―― それぞれに合った書き方が存在してきそうですね。また電子書籍の普及で、情報を発信しやすくなってプロとアマの垣根も、低くなるかもしれないですね。
安田佳生氏: 別の形のプロっていうことになるんじゃないですか?漫画を描くプロと、文章を書くプロと、音楽作るプロみたいなもので。
―― なるほど。電子書籍のプロですね。
安田佳生氏: 今は、まだ少ないから誰でも読んでくれますけど、当然書く人が増えたら、その中で読まれるものはそれなりのプロになるのではないでしょうか。
―― 読み手としてはどういった期待をされますか。
安田佳生氏: 僕は、採用の仕事をずっとやっていました。昔は就職は情報誌だったんですよ。紙だったのです。

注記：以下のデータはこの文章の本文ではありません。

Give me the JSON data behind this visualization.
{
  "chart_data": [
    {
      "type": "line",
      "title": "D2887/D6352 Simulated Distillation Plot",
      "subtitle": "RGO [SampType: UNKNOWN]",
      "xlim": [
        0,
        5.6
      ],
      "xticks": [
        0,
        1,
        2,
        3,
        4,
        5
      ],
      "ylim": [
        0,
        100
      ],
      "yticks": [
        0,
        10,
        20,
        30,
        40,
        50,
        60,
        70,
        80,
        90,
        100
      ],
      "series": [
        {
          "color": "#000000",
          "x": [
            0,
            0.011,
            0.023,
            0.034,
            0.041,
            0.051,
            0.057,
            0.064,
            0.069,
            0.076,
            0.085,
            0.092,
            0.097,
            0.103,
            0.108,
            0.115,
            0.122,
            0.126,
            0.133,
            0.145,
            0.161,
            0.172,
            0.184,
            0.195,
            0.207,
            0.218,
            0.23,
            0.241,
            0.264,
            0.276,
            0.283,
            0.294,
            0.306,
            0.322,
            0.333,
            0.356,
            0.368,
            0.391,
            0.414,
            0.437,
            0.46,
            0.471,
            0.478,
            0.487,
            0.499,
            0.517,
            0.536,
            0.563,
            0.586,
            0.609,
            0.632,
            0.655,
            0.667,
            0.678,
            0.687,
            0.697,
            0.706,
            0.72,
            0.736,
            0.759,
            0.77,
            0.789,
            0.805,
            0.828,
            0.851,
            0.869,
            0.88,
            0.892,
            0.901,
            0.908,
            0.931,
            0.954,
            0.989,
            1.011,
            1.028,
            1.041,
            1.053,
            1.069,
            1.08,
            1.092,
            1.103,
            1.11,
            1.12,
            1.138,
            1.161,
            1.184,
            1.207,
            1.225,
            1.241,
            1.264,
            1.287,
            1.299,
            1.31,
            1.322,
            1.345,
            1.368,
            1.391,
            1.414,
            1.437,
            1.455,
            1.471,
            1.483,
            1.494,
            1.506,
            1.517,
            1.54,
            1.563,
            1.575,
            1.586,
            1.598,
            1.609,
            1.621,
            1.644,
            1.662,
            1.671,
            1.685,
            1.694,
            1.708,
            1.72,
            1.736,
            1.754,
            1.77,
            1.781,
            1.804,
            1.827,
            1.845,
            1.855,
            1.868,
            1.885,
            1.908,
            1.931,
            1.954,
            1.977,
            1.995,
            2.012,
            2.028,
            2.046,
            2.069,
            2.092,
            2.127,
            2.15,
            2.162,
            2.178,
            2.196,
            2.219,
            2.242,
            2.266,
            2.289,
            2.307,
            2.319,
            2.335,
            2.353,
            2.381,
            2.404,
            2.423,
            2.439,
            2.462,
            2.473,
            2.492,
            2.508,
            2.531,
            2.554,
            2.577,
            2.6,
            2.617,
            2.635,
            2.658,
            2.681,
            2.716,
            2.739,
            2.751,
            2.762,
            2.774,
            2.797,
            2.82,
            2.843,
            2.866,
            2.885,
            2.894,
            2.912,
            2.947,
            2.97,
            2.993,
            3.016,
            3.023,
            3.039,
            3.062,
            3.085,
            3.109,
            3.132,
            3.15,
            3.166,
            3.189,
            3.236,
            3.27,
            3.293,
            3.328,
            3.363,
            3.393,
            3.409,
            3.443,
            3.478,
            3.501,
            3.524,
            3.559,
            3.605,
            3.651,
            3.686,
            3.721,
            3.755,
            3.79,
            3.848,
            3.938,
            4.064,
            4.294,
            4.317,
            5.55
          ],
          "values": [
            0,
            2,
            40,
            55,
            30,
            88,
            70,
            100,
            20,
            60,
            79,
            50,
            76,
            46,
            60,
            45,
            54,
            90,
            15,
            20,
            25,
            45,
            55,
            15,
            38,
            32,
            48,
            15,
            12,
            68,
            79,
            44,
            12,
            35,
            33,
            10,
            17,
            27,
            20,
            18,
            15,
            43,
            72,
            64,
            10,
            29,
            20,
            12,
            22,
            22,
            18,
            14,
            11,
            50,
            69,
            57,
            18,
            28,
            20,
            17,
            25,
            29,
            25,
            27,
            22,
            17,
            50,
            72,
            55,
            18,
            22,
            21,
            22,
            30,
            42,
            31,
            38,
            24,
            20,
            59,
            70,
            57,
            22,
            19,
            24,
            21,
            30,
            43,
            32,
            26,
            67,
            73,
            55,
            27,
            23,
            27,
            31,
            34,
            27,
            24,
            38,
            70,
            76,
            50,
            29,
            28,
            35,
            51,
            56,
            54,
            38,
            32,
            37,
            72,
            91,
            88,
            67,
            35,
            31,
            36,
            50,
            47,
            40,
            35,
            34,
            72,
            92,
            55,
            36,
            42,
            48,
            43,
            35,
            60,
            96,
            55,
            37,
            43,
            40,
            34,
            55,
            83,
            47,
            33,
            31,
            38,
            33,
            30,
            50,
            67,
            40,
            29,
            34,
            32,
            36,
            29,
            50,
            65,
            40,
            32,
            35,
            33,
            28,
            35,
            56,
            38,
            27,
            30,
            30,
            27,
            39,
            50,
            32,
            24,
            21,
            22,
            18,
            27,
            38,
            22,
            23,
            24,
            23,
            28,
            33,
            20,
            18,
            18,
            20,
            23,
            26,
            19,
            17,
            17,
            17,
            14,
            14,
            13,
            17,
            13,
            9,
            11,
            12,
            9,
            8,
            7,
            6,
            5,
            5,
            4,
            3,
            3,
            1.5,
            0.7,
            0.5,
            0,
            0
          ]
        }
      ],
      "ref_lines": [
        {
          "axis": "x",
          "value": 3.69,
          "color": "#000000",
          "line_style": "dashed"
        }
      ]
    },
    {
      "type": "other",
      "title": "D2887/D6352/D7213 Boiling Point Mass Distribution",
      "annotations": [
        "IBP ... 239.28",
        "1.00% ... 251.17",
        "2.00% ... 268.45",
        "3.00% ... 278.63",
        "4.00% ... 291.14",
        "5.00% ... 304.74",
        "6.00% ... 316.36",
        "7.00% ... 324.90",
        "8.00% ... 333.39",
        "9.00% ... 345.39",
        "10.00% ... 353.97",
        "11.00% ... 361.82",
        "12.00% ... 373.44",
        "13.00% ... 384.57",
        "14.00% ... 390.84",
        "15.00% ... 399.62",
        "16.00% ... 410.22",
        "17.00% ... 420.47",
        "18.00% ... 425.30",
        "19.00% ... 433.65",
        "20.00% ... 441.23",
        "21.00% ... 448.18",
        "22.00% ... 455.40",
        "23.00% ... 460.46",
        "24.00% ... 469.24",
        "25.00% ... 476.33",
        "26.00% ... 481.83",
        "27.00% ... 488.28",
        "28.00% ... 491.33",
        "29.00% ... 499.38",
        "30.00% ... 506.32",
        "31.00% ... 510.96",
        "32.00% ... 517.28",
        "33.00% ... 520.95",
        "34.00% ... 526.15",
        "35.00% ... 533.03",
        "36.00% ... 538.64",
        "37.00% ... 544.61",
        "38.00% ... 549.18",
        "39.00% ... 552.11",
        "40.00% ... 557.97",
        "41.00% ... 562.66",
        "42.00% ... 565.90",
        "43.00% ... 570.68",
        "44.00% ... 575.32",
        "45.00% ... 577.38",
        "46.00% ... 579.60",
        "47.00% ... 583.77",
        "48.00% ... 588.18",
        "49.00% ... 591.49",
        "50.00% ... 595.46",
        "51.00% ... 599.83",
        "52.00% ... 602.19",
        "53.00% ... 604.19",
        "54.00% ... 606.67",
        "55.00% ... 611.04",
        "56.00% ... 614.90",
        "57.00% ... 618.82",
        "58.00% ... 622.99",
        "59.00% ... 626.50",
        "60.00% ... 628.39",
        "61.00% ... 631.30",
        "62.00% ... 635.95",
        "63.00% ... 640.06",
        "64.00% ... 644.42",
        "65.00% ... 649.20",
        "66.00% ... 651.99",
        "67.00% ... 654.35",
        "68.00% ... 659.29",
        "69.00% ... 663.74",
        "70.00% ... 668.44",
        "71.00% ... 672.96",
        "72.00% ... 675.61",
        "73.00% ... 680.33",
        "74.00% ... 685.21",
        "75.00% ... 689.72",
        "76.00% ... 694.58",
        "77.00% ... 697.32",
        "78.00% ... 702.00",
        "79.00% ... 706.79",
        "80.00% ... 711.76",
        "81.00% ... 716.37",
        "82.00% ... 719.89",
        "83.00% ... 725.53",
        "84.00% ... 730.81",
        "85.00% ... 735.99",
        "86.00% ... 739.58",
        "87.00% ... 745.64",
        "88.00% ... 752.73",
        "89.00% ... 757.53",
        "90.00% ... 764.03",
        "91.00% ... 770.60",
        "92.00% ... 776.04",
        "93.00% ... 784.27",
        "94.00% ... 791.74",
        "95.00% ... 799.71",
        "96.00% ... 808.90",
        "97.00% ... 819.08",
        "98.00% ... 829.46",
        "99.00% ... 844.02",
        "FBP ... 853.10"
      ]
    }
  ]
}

それがいち早くWeb化されて、検索できますよね。そうすると、昔みたいなパラパラっとめくっていたら面白そうな感じのものがあったというような偶然性がなくなるのではないかと思います。条件を入れて検索すると最終的に自分が知っている業種とか、知っているところまでしか行きつかない。本の場合も、本屋行ってたまたま歩いてたら、ちょっと手に取った本が自分の人生変えたりするという。電子化されると、そういう偶然性がたぶん無くなるのではないかという気がしていまして、それは非常に残念ですね。自分で本を購入する際、自分の知っている本を買うか、興味あるジャンルから探すかするので。本当はそうではないものが、結構人生に影響を与えると思うのですが。
―― それはありますね。偶然性、の概念が変化するのだと思います。今ですと何か買ったら、『あなたこういうのも好きじゃないですか?』というのを結局、同ジャンルの中から選んだりしますよね。それが、面白いプログラミングというかアルゴリズムで、全く関係のない反対のものも出てくれたらいいですね。偶然性とは言い難いところはありますが。
安田佳生氏: そこをうまくアレンジした検索機能を考えたら、すごくヒットするのではないでしょうか。それから偶然というのは、文字通りの偶然ではなくて、偶然の必然みたいなものですよ。人との出会いなんかもそうだと思います。
―― ちょっと雨の位置が1センチずれただけでも、いろんなことが変わって来ますよね理論上は。そこに人の足が乗ることによってこけるかもしれない、こけないかもしれない。そこに分岐点があって、こけていなかったら面接に間に合って受かったかもしれない。こけていたら、落ちていたかもしれない。しかし落ちたことによって・・・きりがないのですが(笑)。
安田佳生氏: そういうのから、成り立っていますよね、人の出会いも。例えば、なかなか彼氏のできない女の子で、しかしすごく大好きな人がいつか現れると思っている。そうじゃなくて今、知っている人の中で、なにかのきっかけがあってだんだん好きになっていくというのが、たぶん通常の恋愛であると思うのです。だから、何か理由があって本を読むんじゃなくて、たまたま読んだ本が自分にとってなくてはならない本になる、というようなものになると思います。
―― 人智を超えたところ、は欲しいですね。
安田佳生氏: 可能性は、雨が降るかどうかで無限大にある訳じゃないですか。でもその無限大の可能性だけの問題ではなくて、こけたということは運命なのですよ。それによって何を得るかっていうことではないでしょうか。こけないとしたらそれもまた運命ですしね。掴むかどうかですね。